Of the 3,000 staff who will be affected by the cuts, 2,220 voted in the ballot. Rene Pfister AUA Works Council Chairman told Austrian Aviation that this was a positive step forward, saying,

“This high level of approval shows that the employees are ready to make a substantial contribution in the form of salary waiver and suspension of salary valuation for the future of AUA. They have shown a great sense of responsibility and they deserve a big thank you for that.”

Austrian Airlines Tails
Ground staff have agreed to a substantial wage cut. Photo: Austrian Airlines

Of course, the ground workers are only a fraction of the 7,000 people currently employed by Austrian Airlines. The Kurier suggests that the final bailout for Austrian could be less than requested, floating a figure of €650m ($714m) as a potential bailout amount. However, it depends on negotiations just how much control the Austrian state will require further funding to be awarded.

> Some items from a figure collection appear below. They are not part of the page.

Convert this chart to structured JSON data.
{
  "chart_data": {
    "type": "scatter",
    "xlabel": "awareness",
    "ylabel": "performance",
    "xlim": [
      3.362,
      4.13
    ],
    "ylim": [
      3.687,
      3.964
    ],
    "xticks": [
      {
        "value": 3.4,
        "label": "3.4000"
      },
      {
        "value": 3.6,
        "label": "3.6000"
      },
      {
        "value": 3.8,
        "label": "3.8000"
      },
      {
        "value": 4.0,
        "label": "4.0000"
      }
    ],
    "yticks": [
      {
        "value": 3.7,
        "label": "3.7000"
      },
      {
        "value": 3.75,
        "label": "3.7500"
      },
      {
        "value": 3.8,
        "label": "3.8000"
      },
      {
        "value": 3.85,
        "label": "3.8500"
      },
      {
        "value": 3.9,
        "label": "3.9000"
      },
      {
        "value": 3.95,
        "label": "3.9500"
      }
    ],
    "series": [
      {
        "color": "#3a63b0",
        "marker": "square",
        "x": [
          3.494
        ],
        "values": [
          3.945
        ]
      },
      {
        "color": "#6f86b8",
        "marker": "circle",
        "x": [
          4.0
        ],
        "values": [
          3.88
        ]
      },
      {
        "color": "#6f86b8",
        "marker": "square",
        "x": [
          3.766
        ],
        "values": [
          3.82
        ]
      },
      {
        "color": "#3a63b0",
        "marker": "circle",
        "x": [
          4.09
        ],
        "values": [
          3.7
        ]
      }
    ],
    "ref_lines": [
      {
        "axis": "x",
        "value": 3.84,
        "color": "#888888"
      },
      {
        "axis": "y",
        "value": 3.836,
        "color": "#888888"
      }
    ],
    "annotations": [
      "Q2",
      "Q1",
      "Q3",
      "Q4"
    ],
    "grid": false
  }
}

Planned return delayed again

While Austrian has been attempting to stay positive about returning to operations, this movable feast seems just to keep moving away. Following the fifth pushback of the date of return to service last week, to the June 7th, the Austrian Airlines website now states that flights are now canceled until June 14th.

Austrian Airlines
Will we see Austrian fly again before July? Photo: Florian Schmidt via Austrian Airlines

While the sixth pushback of service resumption is unsurprising, given the current climate, every day is costing the airline yet more money in lost revenue. Even worse, with tickets on sale for flights that are not going ahead, this has to be adding to the administrative burden that the airline will need to resolve.

With some insiders suggesting it could be July before flights actually take off, you have to wonder if the airline wouldn’t be better off taking a more conservative viewpoint.